Зачем апрель? Вот что волновало.

  Зачем – странное слово.

  Большей частью Ромка мыслил образами и подобные словосочетания вводили его в ступор, тем более, если приходилось произносить их самому.

  Может, поэтому сегодня телевизор его не так занимал, как раньше. Перед глазами была Анюта. Вот она идет с ведрами и уже издали улыбается ему. Подходит, здоровается, ждет своей очереди, говорит с ним. Затем он везет флягу спиной вперед, продолжая смотреть на ее удаляющуюся фигуру, пока не спрячется за забором соседнего дома.

  И всего этого больше не будет.
  Во всем виноват этот апрель!

  На следующий день Анюта, все-таки, пришла на колонку.
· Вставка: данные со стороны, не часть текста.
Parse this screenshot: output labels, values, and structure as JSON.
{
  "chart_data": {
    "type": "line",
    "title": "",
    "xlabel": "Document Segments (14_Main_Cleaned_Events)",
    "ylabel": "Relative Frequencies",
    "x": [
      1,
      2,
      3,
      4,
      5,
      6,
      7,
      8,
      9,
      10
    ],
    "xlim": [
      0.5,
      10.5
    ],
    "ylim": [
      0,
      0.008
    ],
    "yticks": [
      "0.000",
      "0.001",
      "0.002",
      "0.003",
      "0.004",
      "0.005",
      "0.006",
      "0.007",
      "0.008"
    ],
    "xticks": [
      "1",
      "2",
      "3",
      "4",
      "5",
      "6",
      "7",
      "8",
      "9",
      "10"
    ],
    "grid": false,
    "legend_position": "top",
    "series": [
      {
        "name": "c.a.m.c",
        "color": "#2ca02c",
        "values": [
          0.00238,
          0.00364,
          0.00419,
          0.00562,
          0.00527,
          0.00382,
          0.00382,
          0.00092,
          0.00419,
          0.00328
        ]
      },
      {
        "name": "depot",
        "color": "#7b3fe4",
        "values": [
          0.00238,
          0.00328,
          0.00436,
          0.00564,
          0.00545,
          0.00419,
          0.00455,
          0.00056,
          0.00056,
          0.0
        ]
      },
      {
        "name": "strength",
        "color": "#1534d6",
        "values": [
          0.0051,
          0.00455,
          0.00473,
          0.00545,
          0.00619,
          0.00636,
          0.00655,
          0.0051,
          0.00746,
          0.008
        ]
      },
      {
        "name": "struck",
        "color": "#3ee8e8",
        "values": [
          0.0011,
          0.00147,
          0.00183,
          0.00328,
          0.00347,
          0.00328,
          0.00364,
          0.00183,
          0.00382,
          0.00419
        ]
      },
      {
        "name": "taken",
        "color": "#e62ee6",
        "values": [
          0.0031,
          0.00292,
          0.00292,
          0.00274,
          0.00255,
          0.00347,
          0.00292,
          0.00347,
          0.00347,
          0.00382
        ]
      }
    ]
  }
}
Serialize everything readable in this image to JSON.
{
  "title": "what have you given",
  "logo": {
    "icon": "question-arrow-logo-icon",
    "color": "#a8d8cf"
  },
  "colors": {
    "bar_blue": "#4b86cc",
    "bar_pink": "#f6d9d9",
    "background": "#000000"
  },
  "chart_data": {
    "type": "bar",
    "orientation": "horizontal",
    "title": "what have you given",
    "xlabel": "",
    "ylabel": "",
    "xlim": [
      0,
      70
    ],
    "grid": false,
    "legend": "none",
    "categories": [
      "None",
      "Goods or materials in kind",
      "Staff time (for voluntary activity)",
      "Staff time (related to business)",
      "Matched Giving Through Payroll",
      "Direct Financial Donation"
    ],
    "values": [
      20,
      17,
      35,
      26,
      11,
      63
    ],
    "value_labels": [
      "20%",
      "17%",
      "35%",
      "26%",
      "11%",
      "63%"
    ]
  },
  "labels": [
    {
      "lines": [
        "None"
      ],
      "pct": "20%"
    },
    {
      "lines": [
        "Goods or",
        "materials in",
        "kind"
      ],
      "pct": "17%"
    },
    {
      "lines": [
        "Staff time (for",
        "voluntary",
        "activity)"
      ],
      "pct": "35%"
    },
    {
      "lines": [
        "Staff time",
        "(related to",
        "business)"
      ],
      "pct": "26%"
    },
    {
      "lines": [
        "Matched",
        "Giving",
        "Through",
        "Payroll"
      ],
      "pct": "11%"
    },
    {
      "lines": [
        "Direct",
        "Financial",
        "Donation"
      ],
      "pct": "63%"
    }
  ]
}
  - Привет, Рома! А ты чего? Водопровод не провели?
  - Провели.
  - А зачем тогда пришел?

  Анюта смотрела на него с улыбкой, с которой обычно спрашивают у трехлетнего ребенка: «а где твоя мама?». Но Ромка об этом не мог знать. Ему радостно было снова смотреть на ее большие глаза, разговаривать, хотя он так и не нашел ответа на вопрос.

  Зачем пришел? Почему она об этом спросила? Ведь все и так ясно. Для него. А для нее это важно?

  - А вот у нас дядя Петя пока не в состоянии, - начала Анюта, не дождавшись от него ответа. – А я ничего не смыслю в этих трубах. Как их соединять? И попросить некого.
  - Будим ходить за водой?!

  Анюта не поняла, то ли он спросил, то ли просто констатировал факт. Но, судя по его счастливому виду, он хотел выразить и то, и другое.

  Ромка неотрывно наблюдал за девушкой.

  Сначала она нахмурила брови и внимательно посмотрела на него, затем на флягу, снова на него, а после неожиданно рассмеялась.

  Со стороны нельзя было сказать, что смех был удивительным. Наоборот, могло показаться, что она смеется от души над какой-нибудь шуткой  или анекдотом. Вот только картину эту «веселую» портил Ромка. В отличие от Анюты, он даже не улыбался. Но что еще удивительней, его не трясло и не раздражало подобное поведение. Он просто глядел на нее и силился понять перемену, что произошла в ней так внезапно…

  Внутри у Ромки вдруг что-то оборвалось, исчезло, умерло.

  Его скромное «я» оказалось бессильным решить эту задачу. Но чувства, единственные, кому он доверял, разрешили ее с молниеносной скоростью. Теперь он ощущал внутри лишь пустоту и непонятное облегчение.

  Ромка взялся за железный бидон и перевернул его  к ногам Анюты.

  - Ты что? – вскрикнула она и отбежала в сторону.

  Но он уже не смотрел не нее.

  Было непривычным слышать, как пустая фляга бренчала о тележку, как и то, что теперь он перестал чувствовать. А что он чувствовал, знал только бог. Ему же теперь было все равно.